Study Links Hair Dyes, Cancer

Breast Cancer Screening

They opine that many factors could potentially contribute to breast cancer and it is unlikely that a single factor like exposure to permanent dyes or hair straighteners puts a woman at risk. "Avoiding these chemicals might be one more thing women can do to reduce their risk of breast cancer", they said.

The study included data from 46,709 women in the US and Puerto Rico who were part of the Sister Study - women who had no history of breast cancer but had at least one sister diagnosed with breast cancer.

"Women who reported using permanent hair dye or chemical straighteners had a higher risk of developing breast cancer over an eight year follow up period", says Alexandra White of the National Institutes of Environmental Health Sciences.

The risk was notably higher among black women. "In our study, we see a higher breast cancer risk associated with hair dye use, and the effect is stronger in African American women, particularly those who are frequent users".

African American women who used permanent dyes were significantly more likely to develop breast cancer than their white peers.

According to the International Agency for Research on Cancer, Ghana has an incidence rate of 2,260 per 100,000 women and 1% of cases of breast cancer is in men.
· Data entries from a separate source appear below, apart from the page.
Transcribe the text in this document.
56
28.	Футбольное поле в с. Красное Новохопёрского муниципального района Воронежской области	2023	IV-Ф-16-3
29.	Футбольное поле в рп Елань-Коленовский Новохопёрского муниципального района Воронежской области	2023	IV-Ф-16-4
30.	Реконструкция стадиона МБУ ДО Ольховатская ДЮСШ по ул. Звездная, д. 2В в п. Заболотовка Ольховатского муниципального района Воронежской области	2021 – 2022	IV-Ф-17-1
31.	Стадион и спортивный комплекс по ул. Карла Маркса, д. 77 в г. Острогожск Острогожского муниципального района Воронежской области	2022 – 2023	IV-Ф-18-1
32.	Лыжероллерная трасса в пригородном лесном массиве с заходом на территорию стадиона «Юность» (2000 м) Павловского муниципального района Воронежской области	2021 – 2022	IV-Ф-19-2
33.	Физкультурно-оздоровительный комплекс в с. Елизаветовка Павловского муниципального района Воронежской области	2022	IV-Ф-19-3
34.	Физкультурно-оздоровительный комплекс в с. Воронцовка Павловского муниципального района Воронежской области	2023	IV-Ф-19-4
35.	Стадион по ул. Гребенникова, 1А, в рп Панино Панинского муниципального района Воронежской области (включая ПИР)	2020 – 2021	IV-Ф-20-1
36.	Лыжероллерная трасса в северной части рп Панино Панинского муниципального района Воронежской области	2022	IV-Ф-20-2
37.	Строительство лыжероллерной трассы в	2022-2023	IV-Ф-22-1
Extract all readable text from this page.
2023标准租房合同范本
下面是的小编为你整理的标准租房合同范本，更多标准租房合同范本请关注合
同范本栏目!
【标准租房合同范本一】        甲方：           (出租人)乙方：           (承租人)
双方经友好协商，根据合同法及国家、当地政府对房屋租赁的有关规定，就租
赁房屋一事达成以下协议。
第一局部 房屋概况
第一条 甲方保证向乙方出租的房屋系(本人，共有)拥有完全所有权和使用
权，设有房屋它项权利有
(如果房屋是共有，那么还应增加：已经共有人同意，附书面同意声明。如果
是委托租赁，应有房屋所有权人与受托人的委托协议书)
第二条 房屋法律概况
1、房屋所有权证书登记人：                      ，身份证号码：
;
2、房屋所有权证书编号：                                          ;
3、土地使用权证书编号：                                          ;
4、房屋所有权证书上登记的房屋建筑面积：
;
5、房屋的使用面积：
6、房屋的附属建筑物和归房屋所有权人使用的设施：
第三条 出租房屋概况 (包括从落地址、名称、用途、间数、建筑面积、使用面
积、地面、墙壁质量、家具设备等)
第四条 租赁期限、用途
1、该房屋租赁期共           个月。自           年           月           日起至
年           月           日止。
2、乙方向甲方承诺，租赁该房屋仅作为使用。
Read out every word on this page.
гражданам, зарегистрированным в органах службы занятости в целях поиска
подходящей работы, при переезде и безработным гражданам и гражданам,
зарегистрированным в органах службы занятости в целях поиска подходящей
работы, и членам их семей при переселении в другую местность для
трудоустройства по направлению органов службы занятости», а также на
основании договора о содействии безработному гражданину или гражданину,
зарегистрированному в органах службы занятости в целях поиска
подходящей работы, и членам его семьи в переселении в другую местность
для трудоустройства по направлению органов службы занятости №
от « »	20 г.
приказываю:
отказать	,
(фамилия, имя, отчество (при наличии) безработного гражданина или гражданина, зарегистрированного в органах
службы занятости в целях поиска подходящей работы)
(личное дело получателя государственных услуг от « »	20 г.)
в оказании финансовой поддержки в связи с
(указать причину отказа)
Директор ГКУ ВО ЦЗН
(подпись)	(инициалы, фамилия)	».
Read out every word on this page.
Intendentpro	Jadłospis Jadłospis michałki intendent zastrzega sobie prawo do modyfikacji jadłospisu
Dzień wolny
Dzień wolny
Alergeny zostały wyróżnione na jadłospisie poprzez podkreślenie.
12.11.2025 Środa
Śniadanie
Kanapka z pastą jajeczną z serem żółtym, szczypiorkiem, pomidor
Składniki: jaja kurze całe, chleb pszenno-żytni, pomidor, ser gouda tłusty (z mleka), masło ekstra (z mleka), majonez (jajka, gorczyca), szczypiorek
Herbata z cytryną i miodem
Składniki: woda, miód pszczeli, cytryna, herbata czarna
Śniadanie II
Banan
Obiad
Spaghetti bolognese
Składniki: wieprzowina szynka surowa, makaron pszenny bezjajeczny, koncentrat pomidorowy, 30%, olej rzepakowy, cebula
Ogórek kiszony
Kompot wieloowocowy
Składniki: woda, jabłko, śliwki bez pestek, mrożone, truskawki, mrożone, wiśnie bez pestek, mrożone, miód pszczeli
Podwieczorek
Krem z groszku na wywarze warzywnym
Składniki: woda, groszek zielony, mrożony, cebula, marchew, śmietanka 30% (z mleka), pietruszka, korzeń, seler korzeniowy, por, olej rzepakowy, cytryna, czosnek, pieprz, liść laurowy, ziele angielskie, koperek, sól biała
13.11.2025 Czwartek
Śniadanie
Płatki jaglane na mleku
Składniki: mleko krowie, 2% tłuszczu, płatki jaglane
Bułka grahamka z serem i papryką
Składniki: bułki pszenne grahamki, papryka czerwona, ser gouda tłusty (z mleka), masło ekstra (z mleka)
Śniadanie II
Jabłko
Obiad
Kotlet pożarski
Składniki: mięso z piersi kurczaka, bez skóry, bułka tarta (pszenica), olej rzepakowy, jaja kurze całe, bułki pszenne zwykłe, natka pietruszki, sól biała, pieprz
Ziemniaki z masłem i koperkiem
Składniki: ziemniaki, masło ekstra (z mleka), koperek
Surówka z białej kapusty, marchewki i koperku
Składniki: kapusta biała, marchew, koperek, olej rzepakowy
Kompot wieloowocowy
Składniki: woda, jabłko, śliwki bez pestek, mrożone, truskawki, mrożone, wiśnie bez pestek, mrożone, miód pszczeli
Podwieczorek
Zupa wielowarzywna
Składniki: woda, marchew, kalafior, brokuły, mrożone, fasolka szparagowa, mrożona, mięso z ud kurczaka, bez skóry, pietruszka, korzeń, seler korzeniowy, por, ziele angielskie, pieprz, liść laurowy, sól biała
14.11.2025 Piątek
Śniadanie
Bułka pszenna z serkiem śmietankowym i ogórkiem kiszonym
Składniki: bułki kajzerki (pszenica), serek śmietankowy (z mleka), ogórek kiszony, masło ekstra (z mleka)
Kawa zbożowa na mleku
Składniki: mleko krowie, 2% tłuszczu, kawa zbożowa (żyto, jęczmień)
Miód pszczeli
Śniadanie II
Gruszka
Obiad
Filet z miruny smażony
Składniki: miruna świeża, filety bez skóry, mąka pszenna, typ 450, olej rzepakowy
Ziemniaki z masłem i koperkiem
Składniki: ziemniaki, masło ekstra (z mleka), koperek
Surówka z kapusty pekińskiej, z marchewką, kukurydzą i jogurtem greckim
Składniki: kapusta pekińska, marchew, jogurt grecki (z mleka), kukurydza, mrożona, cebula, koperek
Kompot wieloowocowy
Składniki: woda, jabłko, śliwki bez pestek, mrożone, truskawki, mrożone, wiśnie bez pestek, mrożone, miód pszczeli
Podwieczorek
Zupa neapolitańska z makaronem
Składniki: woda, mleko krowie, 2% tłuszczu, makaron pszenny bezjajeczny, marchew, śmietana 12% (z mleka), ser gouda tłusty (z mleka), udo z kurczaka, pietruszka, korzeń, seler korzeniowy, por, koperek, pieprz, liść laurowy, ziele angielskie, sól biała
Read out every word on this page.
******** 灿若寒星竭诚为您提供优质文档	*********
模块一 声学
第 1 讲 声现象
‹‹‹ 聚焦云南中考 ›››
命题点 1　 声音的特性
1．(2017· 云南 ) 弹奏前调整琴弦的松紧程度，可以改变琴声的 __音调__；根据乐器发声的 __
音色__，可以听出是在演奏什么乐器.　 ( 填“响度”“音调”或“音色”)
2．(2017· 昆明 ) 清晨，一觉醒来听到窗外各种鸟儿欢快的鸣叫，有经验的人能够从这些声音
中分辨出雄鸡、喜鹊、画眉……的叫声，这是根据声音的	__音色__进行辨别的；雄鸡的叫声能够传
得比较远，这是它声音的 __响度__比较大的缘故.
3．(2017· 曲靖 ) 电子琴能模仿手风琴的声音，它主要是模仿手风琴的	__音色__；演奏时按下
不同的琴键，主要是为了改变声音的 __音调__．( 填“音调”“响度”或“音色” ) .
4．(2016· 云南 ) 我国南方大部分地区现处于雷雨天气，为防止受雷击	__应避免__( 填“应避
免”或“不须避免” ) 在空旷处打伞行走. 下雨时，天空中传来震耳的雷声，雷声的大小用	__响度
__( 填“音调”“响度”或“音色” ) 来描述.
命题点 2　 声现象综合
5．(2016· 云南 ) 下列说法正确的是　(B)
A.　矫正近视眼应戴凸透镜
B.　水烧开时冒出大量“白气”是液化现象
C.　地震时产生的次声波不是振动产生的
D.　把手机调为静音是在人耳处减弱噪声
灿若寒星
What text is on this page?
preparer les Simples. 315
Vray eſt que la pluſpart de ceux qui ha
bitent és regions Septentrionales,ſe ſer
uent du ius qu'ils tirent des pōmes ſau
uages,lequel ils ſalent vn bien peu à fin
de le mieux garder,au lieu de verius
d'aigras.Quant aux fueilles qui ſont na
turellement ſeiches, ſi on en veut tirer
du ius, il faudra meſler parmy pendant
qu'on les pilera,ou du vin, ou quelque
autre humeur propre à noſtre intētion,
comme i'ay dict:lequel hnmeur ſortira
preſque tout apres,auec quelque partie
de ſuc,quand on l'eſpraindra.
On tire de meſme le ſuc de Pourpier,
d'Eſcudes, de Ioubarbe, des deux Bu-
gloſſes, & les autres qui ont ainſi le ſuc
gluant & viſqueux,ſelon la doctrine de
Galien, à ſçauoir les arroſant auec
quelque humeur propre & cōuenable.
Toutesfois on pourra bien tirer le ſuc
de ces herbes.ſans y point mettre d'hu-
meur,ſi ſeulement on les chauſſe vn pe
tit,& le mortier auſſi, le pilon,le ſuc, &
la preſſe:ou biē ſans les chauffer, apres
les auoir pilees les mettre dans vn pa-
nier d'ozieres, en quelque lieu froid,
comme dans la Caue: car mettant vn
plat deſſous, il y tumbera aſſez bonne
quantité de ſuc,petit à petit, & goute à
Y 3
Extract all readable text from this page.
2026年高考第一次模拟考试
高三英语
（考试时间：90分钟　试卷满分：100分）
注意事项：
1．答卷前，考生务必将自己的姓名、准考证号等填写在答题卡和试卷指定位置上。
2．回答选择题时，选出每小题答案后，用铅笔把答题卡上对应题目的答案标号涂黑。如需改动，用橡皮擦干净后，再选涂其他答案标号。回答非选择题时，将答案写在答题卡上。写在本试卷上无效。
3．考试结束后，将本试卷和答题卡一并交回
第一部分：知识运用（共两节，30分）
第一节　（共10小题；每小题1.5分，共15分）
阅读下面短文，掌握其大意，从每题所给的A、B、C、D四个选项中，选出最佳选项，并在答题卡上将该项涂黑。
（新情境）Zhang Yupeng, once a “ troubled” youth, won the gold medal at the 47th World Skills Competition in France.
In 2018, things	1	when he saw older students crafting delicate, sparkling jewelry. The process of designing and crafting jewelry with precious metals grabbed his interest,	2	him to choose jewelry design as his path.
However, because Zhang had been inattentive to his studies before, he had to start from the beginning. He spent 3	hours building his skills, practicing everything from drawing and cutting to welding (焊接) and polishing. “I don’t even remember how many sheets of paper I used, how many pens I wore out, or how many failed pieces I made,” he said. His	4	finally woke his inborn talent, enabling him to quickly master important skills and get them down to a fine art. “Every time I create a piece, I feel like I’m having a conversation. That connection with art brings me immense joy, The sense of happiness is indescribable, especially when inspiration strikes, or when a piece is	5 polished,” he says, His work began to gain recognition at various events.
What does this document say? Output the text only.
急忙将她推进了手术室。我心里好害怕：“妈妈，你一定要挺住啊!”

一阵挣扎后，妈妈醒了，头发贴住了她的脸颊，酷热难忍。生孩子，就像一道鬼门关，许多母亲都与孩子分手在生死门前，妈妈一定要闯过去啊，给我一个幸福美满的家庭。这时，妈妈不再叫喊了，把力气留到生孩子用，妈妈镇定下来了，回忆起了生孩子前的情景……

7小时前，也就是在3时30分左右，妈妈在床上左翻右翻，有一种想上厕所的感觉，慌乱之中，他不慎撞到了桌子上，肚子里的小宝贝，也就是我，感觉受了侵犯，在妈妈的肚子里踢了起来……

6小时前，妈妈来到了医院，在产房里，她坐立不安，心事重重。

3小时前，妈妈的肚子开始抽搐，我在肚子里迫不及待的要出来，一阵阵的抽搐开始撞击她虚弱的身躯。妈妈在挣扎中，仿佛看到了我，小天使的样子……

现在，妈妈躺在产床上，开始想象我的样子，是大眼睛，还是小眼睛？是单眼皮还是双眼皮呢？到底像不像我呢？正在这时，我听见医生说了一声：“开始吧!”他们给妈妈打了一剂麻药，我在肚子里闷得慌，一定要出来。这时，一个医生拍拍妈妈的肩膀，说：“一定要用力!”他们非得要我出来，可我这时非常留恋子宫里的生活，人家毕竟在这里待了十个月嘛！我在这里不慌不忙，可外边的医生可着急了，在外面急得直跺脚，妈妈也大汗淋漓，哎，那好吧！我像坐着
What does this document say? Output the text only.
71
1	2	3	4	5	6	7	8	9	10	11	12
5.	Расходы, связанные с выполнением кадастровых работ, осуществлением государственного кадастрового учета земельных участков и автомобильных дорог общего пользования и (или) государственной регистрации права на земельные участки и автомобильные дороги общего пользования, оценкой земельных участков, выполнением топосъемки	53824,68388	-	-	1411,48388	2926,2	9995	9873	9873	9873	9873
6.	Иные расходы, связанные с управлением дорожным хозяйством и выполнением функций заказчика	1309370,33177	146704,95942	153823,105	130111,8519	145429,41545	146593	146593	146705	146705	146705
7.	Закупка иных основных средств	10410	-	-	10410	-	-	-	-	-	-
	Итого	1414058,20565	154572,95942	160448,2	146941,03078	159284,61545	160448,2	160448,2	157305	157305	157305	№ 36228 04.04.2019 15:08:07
There may be a reason for that: Hair dye is heavily associated with cancer.

NEIGHMOND: The elevations in breast cancer risk may sound high, but Brawley says they don't compare to known risk factors like obesity and lack of exercise.

"This is a very weak signal that these things might be causing cancer in the population", he says. "No, it is not caused by your deodorant or your underwire bras or wearing your cellphone in your sports bra when you work out". As for chemical straighteners, risk didn't vary by race. For example, long-term clinical trials with a control group and placebo would be more definitive but this type of study "would be hard if not impossible to do". But findings from other human studies on the association between hair dyes and straighteners and cancer have been inconsistent.

"There are many points that I take issue with in this study", said Dr. Lauren Cassell, chief of breast surgery at Lenox Hill Hospital in New York City.

Researchers analyzed data from an ongoing study called the Sister Study, looking at medical records and lifestyle surveys from 46,709 women between the ages of 35 and 74.

Anne McTiernan, MD, PhD, one of the report's lead authors and a cancer prevention researcher at the Fred Hutchinson Cancer Research Center in Seattle, notes that while being physically active, keeping a healthy weight, and reducing alcohol intake will help you lower your breast cancer risk, you can't control your genes, and you may still get diagnosed with breast cancer even if you run marathons and eat buckets of spinach and kale.

Semi-permanent or temporary dye found little to no increase in breast cancer risk.

The study, conducted by researchers from the National Institutes of Health and the University of North Carolina-Chapel Hill, was published this week in the International Journal of Cancer.